Both the song and movie depart significantly from May’s original plot, however. In May’s story, Rudolph doesn’t live at the North Pole or grow up aspiring to pull Santa’s sleigh — he lives in a reindeer village and Santa discovers him while filling Rudolph’s stocking on a foggy Christmas Eve.
“And you,” Santa tells Rudolph, “May yet save the day!
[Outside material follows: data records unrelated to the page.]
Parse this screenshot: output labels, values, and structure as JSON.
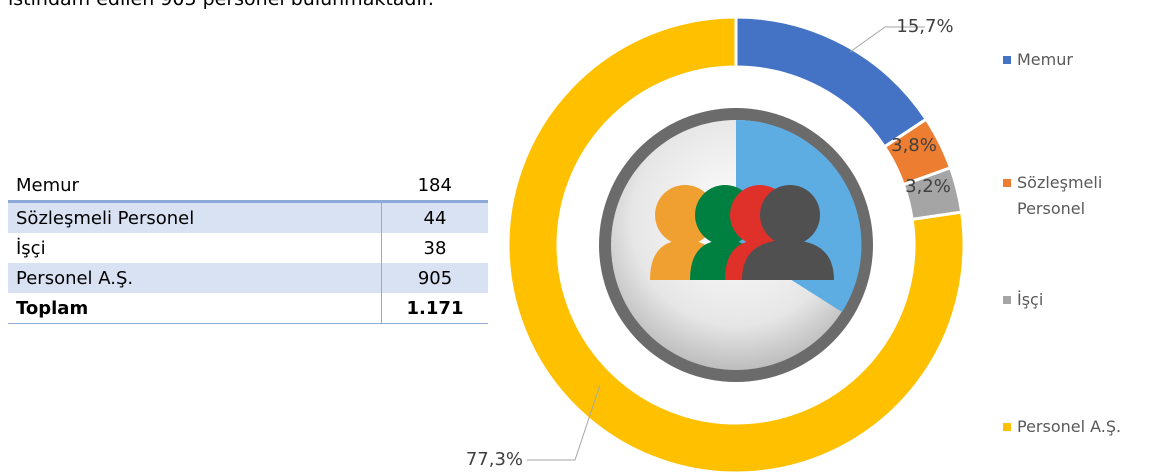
{
  "intro": "istihdam edilen 905 personel bulunmaktadır.",
  "table": {
    "rows": [
      [
        "Memur",
        "184"
      ],
      [
        "Sözleşmeli Personel",
        "44"
      ],
      [
        "İşçi",
        "38"
      ],
      [
        "Personel A.Ş.",
        "905"
      ],
      [
        "Toplam",
        "1.171"
      ]
    ]
  },
  "chart_data": {
    "type": "pie",
    "categories": [
      "Memur",
      "Sözleşmeli Personel",
      "İşçi",
      "Personel A.Ş."
    ],
    "values": [
      15.7,
      3.8,
      3.2,
      77.3
    ],
    "value_labels": [
      "15,7%",
      "3,8%",
      "3,2%",
      "77,3%"
    ],
    "colors": [
      "#4472c4",
      "#ed7d31",
      "#a5a5a5",
      "#ffc000"
    ]
  }
}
Your wonderful forehead may yet pave the way!’”
May’s story is written in verse, similar to “The Night Before Christmas” by Clement Clarke Moore, and opens, “’Twas the day before Christmas and all through the hills/ The reindeer were playing ... enjoying the spills.”
“It’s lovely to hear it read out loud, it really comes alive,” Virginia Herz, one of May’s daughters, said in a phone interview this week.
As a small child, Herz, who declined to reveal her age, didn’t think there was anything unusual about growing up in a house surrounded by Rudolph merchandise. It wasn’t until she was older that she realized her father’s job of “taking care of Rudolph” was a bit different. She tells her grandchildren that their great-grandpa wrote a story about Rudolph, not that he created the character.
“As I child, that’s how I felt. I knew my dad had written a wonderful book about Rudolph and now there were Rudolph toys and other things all around us,” she said. “But it was no different than the guy next door who sold cars, or the guy down the street who was a painting contractor.”
She acknowledges the myths that have become entwined in Rudolph’s history — including the notion that May wrote the story as a Christmas gift for his older daughter, Barbara, when his wife was dying of cancer and that a Montgomery Ward manager “caught wind of the little storybook.” In reality, Montgomery Ward assigned May to write a Christmas book around the same time his wife was ill, Herz said.
“” What’s out there on the Internet is a softer telling,” she said. “My dad was aware of it and considered it appropriate. There’s the softer, romantic version and the more fact-based version.”
Herz said her father would be thrilled to see how his creation and its many incarnations have become part of American culture.
“I think he would be startlingly amazed,” she said. “It really is an eternal part of Christmas. He would have been amazed.”